Victor Davis Hanson writes about the increasingly silly world of affirmative action, where there seems to be no real discernible rhyme or reason to who is defined as a victim and who is defined as the oppressor.
dentities are sometimes put on and taken off, like clothes, as self-interest dictates — given that so often they are no longer ascertainable from appearance. If that sounds crass or unfair, ask Elizabeth Warren, who dropped her Native American claims as soon as she at last received tenure and found her 1/32 con suddenly superfluous — to the apparent unconcern of her similarly cynical but now mum employer, Harvard.
Nor is race sure proof of either poverty or past oppression. Asian Americans, for example, have a median family income more than $10,000 a year higher than white Americans. And if pigmentation is proof of ongoing prejudice, why don’t darker Punjabis and Arabs — who do not qualify for special racial preferences — deserve consideration over those lighter-skinned minorities who do?
How long after a Mexican national crossed the border would he become a Chicano eligible for affirmative action?

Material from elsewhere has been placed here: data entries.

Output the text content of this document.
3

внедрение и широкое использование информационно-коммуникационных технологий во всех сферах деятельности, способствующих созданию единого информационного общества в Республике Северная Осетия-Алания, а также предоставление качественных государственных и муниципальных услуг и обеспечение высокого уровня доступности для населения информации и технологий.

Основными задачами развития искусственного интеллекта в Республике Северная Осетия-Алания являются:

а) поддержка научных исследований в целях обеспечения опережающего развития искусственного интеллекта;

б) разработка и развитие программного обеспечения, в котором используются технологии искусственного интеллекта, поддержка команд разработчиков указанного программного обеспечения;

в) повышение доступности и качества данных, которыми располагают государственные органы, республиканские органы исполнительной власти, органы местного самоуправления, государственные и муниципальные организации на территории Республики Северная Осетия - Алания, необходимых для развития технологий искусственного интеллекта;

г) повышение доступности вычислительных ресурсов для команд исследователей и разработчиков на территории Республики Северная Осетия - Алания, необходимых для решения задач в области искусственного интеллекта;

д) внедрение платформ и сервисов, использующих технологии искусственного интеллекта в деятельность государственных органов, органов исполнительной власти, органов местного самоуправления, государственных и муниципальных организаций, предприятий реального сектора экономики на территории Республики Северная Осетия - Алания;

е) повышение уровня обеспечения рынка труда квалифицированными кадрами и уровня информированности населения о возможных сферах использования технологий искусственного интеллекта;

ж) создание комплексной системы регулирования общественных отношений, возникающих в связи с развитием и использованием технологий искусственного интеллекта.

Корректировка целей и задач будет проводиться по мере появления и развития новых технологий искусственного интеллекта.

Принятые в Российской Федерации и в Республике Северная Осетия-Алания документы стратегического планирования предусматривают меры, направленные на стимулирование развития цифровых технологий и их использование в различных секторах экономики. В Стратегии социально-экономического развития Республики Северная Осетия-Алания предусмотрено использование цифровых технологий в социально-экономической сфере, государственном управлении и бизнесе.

Do Attorney General Eric Holder’s children qualify? Do 1/32 (one great-great-great grandparent) or 1/16 (one great-great grandparent) Cherokees receive preferential treatment? And if so, who administers this odious Jim Crow one-drop DNA test, and how?
In truth, after a half-century in our self-created racial labyrinth, no one quite knows who qualifies as an oppressed victim or why — only that the more one can change a name or emphasize lineage, the better the careerist edge. The real worry is that soon we will have so many recompense-seeking victims that we will run out of concession-granting oppressors.
How odd (or rather, how predictable) that something that started out as a supposedly noble lie — that to atone for past bias we must be judged by the color of our skin rather than the content of our character — has become utterly ignoble and beneath us
This days affirmative action policy is less about the supposed victims than about those who make a good living catering to those supposed victims. The politicians and the political activists and the like.
There have certainly been people in our nation’s history who were made victims because of their ethnicity. The Native Americans are one example, and blacks are another. But how long do they remain victims? How long do we all live in the same society, all with the same basic rights and opportunities, before skin color is no longer an immediate identifier of victimhood?
I think some, including the politicians and political activists who make a living from promoting victimhood, want it to go on forever. The NAACP, for all the noble intent of its creators, these days doesn’t really want the victimization of blacks (or at least the percepton of it) to end. Because if blacks get it in their heads that they aren’t victims any more, they might not need the NAACP any more.
Which would be terrible for people who work for the NAACP.
There are entire political industries devoted to a) making people feel like victims and b) exploit those feelings of victimhood. It is those industries, more than any lingering sense of racism or other sorts of discriminatory feelings, that are driving divides in this country.